Today, voter registration cutoffs are arguably one of the largest legal forms of voter disenfranchisement. They needlessly prevent several million eligible voters from casting their ballots in every national election. In 2016, Colorado alone saw more than 200,000 voters that otherwise would have been turned away take advantage of their newly enacted same-day registration policy.

The remaining 34 states — including Pennsylvania, Florida, Ohio and Texas — are running out of excuses to keep advance cutoffs and maintain voter registration as a barrier to voting.

The National Conference of State Legislatures reports a state can expect up to a 7 percentage point increase in voter turnout after adoption of a same-day registration policy. Even half that increase in the 34 states that cut off registration weeks before the election would mean an additional two million people getting a chance to vote.

More Choice for San Diego

Who’s most likely to use same-day registration? It is generally younger voters, those new to the process, and voters less firmly tied to the two major parties. They’re also more likely to be undecided about whether to vote or who to vote for.

Undecided does not mean uninterested or less informed. These are voters ready to take the time to make the trip to their place of voting with every hope of claiming the right and responsibility of citizenship — to be a participant and have a voice.

Why deny these voters the opportunity to gain the benefits of being a voter? Voters are known to have a greater connection to their neighbors, improved health outcomes, and a higher likelihood of participating civically in other ways.

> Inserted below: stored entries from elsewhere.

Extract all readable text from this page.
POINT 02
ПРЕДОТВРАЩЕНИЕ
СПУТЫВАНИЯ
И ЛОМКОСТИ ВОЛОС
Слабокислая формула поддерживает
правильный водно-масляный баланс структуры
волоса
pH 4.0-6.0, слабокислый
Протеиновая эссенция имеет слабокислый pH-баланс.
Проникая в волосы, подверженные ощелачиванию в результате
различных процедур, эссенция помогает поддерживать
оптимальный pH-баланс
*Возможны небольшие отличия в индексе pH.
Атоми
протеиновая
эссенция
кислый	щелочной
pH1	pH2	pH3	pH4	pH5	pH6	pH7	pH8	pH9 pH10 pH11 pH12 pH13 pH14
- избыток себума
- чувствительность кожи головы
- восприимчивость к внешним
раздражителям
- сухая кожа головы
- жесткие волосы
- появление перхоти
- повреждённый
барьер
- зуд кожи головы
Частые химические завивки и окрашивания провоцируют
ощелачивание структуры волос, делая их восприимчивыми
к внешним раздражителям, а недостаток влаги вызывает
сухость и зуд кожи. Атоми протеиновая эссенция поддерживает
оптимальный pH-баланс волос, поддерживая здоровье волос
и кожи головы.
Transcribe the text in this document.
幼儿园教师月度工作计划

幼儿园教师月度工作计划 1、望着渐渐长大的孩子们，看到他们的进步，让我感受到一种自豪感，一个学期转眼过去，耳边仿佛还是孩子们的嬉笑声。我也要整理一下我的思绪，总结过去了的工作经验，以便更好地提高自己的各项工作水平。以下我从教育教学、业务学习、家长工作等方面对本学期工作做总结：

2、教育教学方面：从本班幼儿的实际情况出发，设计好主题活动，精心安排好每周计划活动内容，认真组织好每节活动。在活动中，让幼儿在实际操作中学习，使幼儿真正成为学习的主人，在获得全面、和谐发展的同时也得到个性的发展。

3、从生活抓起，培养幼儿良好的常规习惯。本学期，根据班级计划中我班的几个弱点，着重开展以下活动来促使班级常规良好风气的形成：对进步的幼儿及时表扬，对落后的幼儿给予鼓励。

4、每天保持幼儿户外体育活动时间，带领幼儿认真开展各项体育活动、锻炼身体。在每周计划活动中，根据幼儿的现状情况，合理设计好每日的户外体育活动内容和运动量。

Other popular reforms can make a difference too: automatic voter registration; pre-registration of 16 and 17 year-olds; limiting voter purges. But in a country with more than 240 million eligible voters the largest problem will always be missed registration deadlines or fixable mistakes by voters, public agencies, or election offices.

Many states, like Nevada, Indiana, and Pennsylvania, are exploring enacting same-day registration policies and joining others that already have these policies in place.

In the meantime, Utah, Washington, and 14 others have set the bar and pushed the nation to end making voter registration a barrier — rather than a gateway — to active citizenship and voting.